Good overview. Do you also present a critical look at these companies’ history (the consequences of globalization, mismanagement etc.) or would you rather describe it a coffee table book? E.g. I do not think Lock & Co’s produce all of their hats in the UK any longer, at least my cap does not say so. Also, if there is one brand I would consider very British in its origin, it is or rather was Burberry´s, is the company in your presentation as well?


Who is the ‘we’ you sometimes speak of?
And you’ve guessed it, it’s me again what are you doing with special numbers of these books of yours, you must’ve decided by now!?

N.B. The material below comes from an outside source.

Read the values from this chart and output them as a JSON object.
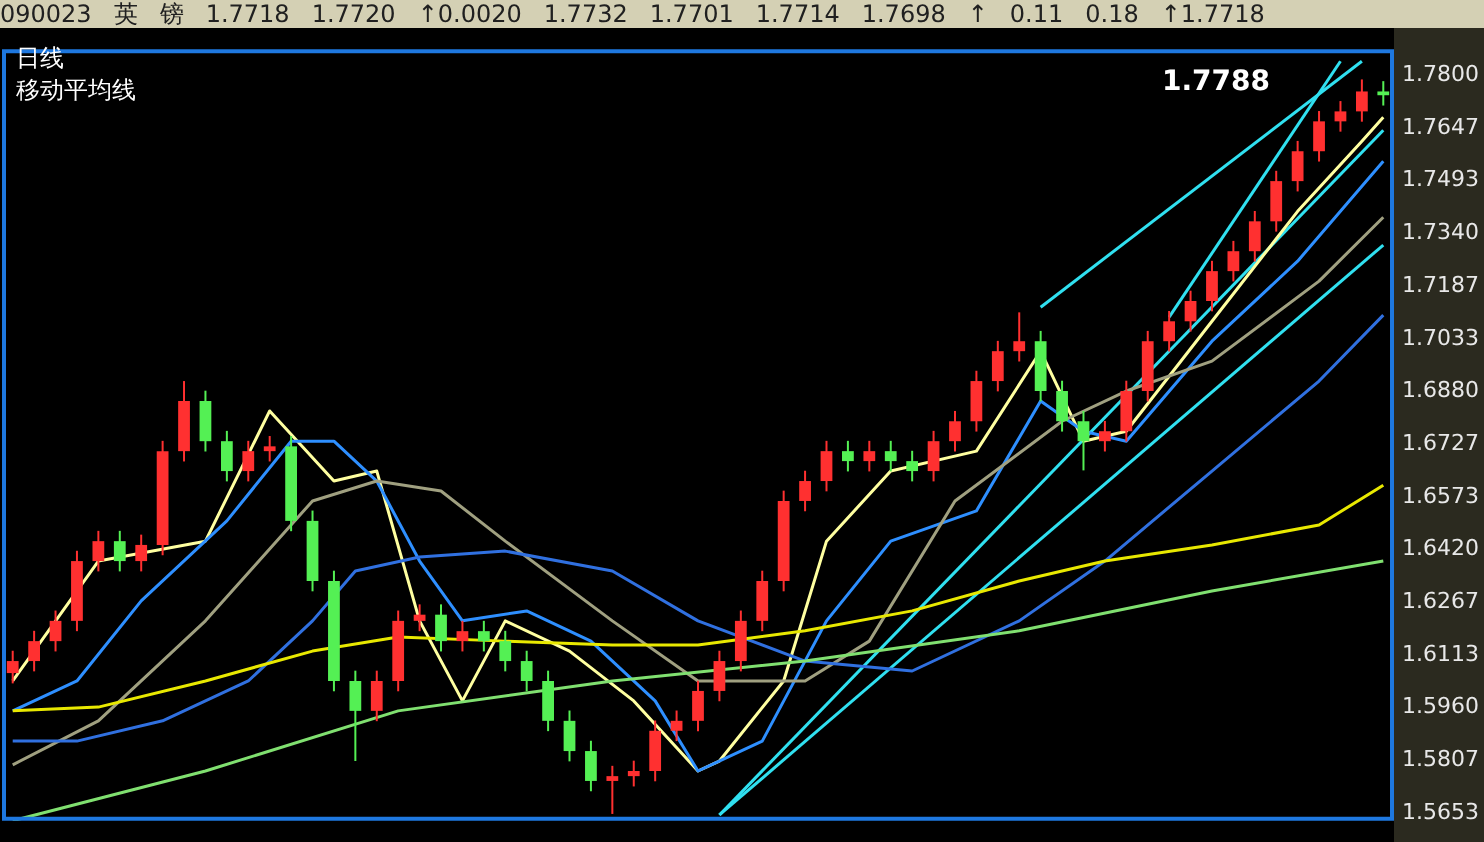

Love the cover and design aesthetic. Don’t know how you’ve managed to turn out three works this year and keep the day job (plus the design projects, the blog etc.). Whilst we are on the subject I have searched high and low for a good work on men’s tailoring – specifically the elements of how a garment is cut and constructed and how the finished article differs house to house. I understand that some (tailoring) houses may guard trade secrets but many elements would be generic. The interest is academic but I believe it would answer a market…


I do not wish to undermine anyone’s current project but should the one you mention not go ahead perhaps a co-authored piece by you and a recently retired head cutter be something to consider? This mix would indeed be a winner, timing would also be perfect…


Dent’s quality has decreased significantly in recent years. This probably has to do with the fact that they’ve moved most of their production away from the UK. Surprised you featured them here.